The Virginia General Assembly had adopted the new map in February of this year, as part of the ongoing effort by states across the country to give one political party or the other an advantage in the U.S. House of Representatives. But before the state could actually use the map, it needed the state’s voters to approve an amendment to the Virginia constitution that would give the General Assembly the power to draw a new congressional map outside of the normal cycle following the decennial census. Voters approved that amendment in April by a margin of around three percentage points.

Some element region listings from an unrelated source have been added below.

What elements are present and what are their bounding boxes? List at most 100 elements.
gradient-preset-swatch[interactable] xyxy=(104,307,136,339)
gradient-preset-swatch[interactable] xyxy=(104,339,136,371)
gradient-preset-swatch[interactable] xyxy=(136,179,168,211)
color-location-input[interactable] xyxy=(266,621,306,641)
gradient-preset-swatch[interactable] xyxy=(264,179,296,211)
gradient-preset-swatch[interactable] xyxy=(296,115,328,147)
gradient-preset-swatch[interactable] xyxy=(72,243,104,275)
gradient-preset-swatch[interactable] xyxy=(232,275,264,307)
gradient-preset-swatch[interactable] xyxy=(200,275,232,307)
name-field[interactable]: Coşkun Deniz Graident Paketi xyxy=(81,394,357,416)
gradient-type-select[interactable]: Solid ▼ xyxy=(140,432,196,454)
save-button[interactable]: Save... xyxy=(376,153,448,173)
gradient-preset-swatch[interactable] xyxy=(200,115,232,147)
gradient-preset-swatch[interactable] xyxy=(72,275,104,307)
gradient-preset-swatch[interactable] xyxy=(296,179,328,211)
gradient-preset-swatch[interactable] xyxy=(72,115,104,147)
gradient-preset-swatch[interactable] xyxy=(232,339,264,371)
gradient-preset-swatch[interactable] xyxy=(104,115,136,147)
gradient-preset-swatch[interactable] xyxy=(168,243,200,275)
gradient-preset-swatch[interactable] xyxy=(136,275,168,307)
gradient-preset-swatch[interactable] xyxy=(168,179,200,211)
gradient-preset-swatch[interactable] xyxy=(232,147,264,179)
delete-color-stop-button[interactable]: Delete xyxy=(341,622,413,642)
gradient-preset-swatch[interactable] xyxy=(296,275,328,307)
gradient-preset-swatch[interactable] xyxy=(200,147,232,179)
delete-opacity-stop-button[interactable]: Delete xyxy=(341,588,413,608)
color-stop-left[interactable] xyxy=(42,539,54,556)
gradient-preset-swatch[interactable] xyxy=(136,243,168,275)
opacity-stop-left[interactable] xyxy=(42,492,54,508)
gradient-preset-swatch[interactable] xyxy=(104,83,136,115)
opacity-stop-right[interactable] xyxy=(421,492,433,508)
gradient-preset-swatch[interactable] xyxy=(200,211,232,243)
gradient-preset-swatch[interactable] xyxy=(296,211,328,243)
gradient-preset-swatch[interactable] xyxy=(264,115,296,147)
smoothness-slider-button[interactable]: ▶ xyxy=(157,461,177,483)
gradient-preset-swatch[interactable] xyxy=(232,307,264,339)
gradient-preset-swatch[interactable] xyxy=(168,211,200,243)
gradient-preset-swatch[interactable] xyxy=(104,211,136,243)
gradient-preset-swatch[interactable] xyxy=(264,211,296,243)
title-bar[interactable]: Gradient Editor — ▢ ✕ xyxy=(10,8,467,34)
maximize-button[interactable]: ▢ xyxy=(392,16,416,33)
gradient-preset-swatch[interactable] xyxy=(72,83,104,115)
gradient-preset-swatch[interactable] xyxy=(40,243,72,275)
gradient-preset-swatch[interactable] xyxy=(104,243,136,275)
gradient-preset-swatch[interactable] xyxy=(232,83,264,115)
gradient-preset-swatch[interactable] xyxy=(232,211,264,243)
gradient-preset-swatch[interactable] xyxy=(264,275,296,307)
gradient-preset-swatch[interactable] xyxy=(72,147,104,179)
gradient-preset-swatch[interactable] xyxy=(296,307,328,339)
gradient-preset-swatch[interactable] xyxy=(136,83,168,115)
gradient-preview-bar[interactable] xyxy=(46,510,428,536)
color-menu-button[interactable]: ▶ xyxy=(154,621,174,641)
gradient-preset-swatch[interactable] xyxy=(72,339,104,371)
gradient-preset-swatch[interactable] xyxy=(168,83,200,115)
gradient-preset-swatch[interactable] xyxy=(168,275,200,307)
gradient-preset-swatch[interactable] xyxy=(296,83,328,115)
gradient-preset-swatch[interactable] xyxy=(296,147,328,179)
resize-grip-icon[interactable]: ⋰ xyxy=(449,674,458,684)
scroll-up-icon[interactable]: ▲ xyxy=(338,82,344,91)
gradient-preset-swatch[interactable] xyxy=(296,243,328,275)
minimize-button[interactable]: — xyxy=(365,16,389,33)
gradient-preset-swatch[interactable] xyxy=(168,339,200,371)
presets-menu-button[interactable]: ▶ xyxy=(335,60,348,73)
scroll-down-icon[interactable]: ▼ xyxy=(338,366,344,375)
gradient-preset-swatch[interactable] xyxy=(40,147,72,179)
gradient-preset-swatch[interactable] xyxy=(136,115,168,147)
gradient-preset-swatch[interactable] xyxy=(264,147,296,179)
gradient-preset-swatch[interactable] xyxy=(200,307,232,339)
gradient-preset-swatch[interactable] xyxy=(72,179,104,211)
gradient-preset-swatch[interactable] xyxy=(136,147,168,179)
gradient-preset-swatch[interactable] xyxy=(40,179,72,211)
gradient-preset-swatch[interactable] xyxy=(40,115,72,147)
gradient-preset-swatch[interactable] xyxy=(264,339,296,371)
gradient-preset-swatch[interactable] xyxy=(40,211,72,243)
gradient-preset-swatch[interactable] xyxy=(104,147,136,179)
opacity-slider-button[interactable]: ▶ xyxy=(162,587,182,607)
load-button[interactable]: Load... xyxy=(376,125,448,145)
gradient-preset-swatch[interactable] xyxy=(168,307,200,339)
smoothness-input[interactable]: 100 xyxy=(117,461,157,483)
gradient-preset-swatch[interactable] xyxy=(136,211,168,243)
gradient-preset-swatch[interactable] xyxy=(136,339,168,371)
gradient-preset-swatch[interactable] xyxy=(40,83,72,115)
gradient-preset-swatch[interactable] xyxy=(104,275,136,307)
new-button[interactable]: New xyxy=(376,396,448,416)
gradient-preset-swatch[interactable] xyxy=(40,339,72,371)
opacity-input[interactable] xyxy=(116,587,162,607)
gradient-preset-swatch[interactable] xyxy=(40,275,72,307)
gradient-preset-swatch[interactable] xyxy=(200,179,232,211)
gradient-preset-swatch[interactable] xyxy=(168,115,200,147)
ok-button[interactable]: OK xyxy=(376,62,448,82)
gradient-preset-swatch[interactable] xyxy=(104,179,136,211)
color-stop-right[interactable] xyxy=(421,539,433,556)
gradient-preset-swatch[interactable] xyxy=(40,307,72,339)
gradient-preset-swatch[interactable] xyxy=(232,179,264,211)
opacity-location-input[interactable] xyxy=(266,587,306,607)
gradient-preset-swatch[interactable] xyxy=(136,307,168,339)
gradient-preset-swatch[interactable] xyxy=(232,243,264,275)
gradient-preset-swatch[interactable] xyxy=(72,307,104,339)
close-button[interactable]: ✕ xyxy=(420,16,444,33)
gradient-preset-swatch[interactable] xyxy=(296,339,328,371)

A divided Virginia Supreme Court invalidated the amendment on May 8. It ruled that because the General Assembly had not followed proper procedures when it put the new amendment on the ballot, the referendum was not valid. Specifically, the majority reasoned, under the state constitution the General Assembly must approve a proposed amendment to the constitution during two different legislative sessions, which must be separated by an election to the General Assembly’s House of Delegates. But in this case, the majority said, more than 1.3 million votes had already been cast by the time the General Assembly first voted on the amendment on Oct. 31, 2025, and thus “the General Assembly passed the proposed constitutional amendment for the first time well after voters had begun casting ballots during the 2025 general election.”
Jones and the Virginia Democrats defending the General Assembly’s actions came to the Supreme Court on Monday, asking the justices to intervene. They contended that the dispute implicates “two critical issues of federal law” – specifically, the meaning of the term “election” under federal law, and the idea that the state court so “impermissibly transgressed the ordinary bounds of judicial review” that its ruling should be reversed. Moreover, they added, the Virginia Supreme Court’s ruling “overthrows [a] democratic outcome just days before the Commonwealth must begin its preparations to administer the 2026 midterm election.”
In their filing on Thursday afternoon, the Republican legislators countered that it is too late for the Supreme Court to intervene now because Jones had “‘identifie[d] May 12 as the point of no return’ for on-the-ground election preparations.” Indeed, they noted, Virginia Gov. Abigail Spanberger has now indicated that Virginia will not use the 2026 map in the upcoming elections.
The Supreme Court should also leave the Virginia Supreme Court’s ruling in place, the legislators continued, since Jones and the Democrats did not make any of their arguments based on federal law until they reached the Supreme Court. Because they “never raised federal claims below,” the legislators contended, “[t]he Virginia Supreme Court didn’t decide any. This Court shouldn’t consider them for the first time.”